In un Paese dove l’ipocrisia diffusa è “un omaggio che il vizio rende alla virtù”, oggi la bocciatura senza appello dei misfatti omosessuali è acqua passata (almeno per i più).
Le fonti più lungimiranti e perseveranti ci dicono che tutto si fa per il bene dell’individuo e della specie. E non ci si parli di cosa è naturale e cosa no, altrimenti si va in confusione.
Pare siano previsti edificanti corsi di recupero per i soggetti alla ricerca del proprio genere. Accanimento terapeutico? Ma no. Seminari e convegni per divulgare il cosa, il come e il quando del recupero. Sempre a fin di bene, naturalmente.
Non che il soggetto omosessuale non sia vispo, intelligente e quant’altro. È solo svogliato, non si applica abbastanza alla materia, è sviato, inopinatamente, da influenze infide se persino nella cattolicissima Irlanda si è aperta la breccia a novelle tipologie di unioni che si affacciano, orribile a dirsi, su un mondo alla rovescia.
C’era una volta in Italia.
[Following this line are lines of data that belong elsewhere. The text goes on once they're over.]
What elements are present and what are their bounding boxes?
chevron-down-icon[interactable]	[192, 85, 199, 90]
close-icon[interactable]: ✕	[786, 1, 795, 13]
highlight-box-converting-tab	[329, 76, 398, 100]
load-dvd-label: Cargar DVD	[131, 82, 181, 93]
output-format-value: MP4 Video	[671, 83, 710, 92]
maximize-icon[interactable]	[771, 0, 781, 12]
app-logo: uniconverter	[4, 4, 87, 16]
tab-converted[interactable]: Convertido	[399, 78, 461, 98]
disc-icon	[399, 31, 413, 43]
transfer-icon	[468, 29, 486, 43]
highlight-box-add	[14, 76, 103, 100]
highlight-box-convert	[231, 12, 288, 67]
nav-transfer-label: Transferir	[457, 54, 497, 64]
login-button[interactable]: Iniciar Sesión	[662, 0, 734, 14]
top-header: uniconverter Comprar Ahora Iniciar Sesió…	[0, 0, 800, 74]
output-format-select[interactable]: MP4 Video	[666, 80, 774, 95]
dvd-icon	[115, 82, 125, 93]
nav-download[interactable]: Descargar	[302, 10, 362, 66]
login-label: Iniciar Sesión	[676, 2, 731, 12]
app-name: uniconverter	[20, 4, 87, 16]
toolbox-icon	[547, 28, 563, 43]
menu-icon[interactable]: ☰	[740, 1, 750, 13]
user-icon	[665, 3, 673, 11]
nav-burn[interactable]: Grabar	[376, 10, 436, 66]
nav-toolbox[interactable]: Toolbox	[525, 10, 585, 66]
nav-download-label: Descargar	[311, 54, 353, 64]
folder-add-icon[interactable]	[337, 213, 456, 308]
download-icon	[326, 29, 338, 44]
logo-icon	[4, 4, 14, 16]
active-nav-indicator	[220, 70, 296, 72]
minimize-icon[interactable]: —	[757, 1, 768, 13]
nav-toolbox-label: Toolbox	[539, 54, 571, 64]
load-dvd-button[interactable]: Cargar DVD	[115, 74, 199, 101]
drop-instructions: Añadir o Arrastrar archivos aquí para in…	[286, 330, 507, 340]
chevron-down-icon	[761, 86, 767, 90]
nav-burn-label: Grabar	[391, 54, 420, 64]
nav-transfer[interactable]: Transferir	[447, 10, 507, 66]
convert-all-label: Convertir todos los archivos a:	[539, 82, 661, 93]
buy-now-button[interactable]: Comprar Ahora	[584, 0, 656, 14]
E qui e ora? Voglio che qualcuno mi spieghi perché Maroni e compagnia devono pensare (scusate l’antinomia dei termini tra soggetto e verbo) anche per noi alla famiglia modello del terzo millennio.
E visto che ognuno riflette e pondera a propria immagine e somiglianza, non vorrei proprio ritrovarmi nel catalogo dei senza collo.